27.4.08

A crise é como um imposto sobre os mais pobres

in Jornal Público

Mais desigualdade, mais inflação e menos crescimento: ninguém pode deixar de se alimentar e, por isso, nenhum país do globo está a salvo dos efeitos da subida dos preços dos alimentos. No entanto, uma coisa é certa, seja nos países ricos, seja nos que estão em vias de desenvolvimento, é sempre a parte da população mais pobre que acaba por sofrer mais com os últimos acontecimentos.

A razão é simples: quando os preços dos bens essenciais sobem, aqueles que gastam uma maior parte do seu orçamento para comprá-los são os que ficam mais prejudicados. É assim, claro, com os quase três mil milhões de pessoas no mundo que vivem com menos de dois dólares por dia e que usam esse dinheiro apenas para se alimentar e sobreviver. E é também assim com os agregados familiares mais pobres dos países desenvolvidos. Em Portugal, os dez por cento da população com menores rendimentos, gastam 24,3 por cento do seu rendimento em alimentação, enquanto os dez por cento mais ricos, apenas 10 por cento, revela o INE. Isto faz com que, devido sobretudo à escalada de bens alimentares como o leite ou o pão, os mais pobres sintam uma inflação de 3,5 por cento, enquanto os mais ricos ficam com uns mais confortáveis três por cento.

Por isso, uma das consequências mais importantes daquilo que se passa no mercado dos bens alimentares é o aumento da desigualdade mundial. Os mais pobres ainda perdem mais o seu reduzido poder compra, enquanto os mais ricos quase conseguem passar ao lado do problema.

Quase porque os efeitos da subida de preços não ficam por aqui. A subida dos preços dos bens alimentares está também a ser um dos factores por trás do agravamento das pressões inflacionistas em quase todo o globo. E isso condiciona fortemente a forma como está a ser conduzida a política económica na Europa, Estados Unidos e Ásia.

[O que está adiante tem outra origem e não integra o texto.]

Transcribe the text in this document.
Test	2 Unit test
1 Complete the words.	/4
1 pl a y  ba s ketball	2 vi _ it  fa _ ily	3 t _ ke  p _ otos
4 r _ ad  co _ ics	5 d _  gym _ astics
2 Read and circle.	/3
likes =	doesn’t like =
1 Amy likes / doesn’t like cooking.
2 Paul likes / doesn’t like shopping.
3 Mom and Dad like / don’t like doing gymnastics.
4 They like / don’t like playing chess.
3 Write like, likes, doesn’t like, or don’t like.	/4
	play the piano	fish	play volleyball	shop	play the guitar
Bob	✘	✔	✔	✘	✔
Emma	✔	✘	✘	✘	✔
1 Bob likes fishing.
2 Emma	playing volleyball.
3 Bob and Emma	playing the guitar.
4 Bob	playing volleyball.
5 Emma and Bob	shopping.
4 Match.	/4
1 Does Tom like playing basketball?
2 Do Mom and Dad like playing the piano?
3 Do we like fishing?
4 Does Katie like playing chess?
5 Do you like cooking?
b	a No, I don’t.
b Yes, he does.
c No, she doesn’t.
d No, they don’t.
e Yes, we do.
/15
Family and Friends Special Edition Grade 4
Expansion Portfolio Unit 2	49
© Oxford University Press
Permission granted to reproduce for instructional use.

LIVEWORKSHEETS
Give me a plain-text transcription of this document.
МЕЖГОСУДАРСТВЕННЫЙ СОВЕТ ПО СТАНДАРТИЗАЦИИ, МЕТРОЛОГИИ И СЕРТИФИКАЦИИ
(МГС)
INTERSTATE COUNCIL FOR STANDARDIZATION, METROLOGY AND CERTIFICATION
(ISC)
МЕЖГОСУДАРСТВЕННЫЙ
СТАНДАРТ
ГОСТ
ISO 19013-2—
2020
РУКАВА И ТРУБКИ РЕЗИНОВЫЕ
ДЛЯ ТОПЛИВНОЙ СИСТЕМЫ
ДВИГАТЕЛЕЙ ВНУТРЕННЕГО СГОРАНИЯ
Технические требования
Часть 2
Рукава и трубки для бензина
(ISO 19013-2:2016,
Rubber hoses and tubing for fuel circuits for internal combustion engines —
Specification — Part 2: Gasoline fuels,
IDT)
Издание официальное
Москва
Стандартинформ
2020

Na zona euro, o BCE, preocupado com uma inflação de 3,6 por cento, recusa-se a descer as taxas de juro, mesmo com a economia a dar sinais de querer abrandar. Nos EUA, a Fed tem sido mais agressiva, mas, também por causa dos preços, não deverá ir além dos dois por cento na descida de juros que está a realizar para evitar uma recessão. Na China, a taxa de crescimento ainda é forte, mas a ameaça de um descontrolo da inflação já está a forçar as autoridades a tomar medidas para arrefecer a economia. O resultado é a redução das perspectivas de crescimento, numa conjuntura que já aponta para um forte abrandamento da economia mundial.

E há ainda o medo de que, em termos de inflação, as coisas não fiquem por aqui. Há já sinais de que, por causa do que se passa nos alimentos e com a ajuda decisiva do petróleo, a próxima subida de preços possa surgir no vestuário. Nos EUA, os produtores de algodão estão a mudar para colheitas agora mais atractivas como o milho ou o trigo e o resultado começa a sentir-se com a redução da oferta de algodão nos mercados internacionais.

O impacto final ficará dependente das respostas dadas pelas autoridades. E algumas soluções, avisam muitos economistas, podem vir a revelar-se afinal em problemas acrescidos. Em alguns países em desenvolvimento onde a falta de alimentos e a fome geraram protestos e conflitos, os governos anunciaram a imposição de obstáculos às exportações. O objectivo é, num cenário de escassez da oferta, o de manter os alimentos produzidos localmente dentro do país. Parece lógico, mas, ao mesmo tempo, está a eliminar-se a esperança de que o sector agrícola e, em particular, os pequenos produtores consigam retirar vantagens da subida dos preços no mercado internacional dos bens que cultivam, retirando-lhe os incentivos e os meios para produzir mais. De igual modo, na Europa e nos EUA, é possível que os Governos atrasem ainda mais o fim dos subsídios dados aos agricultores, com medo de agravar a subida de preços dos alimentos. No entanto, deste modo, estão também a adiar a entrada em pé de igualdade dos produtores dos países em desenvolvimento nos países mais ricos, estimulando a produção mundial.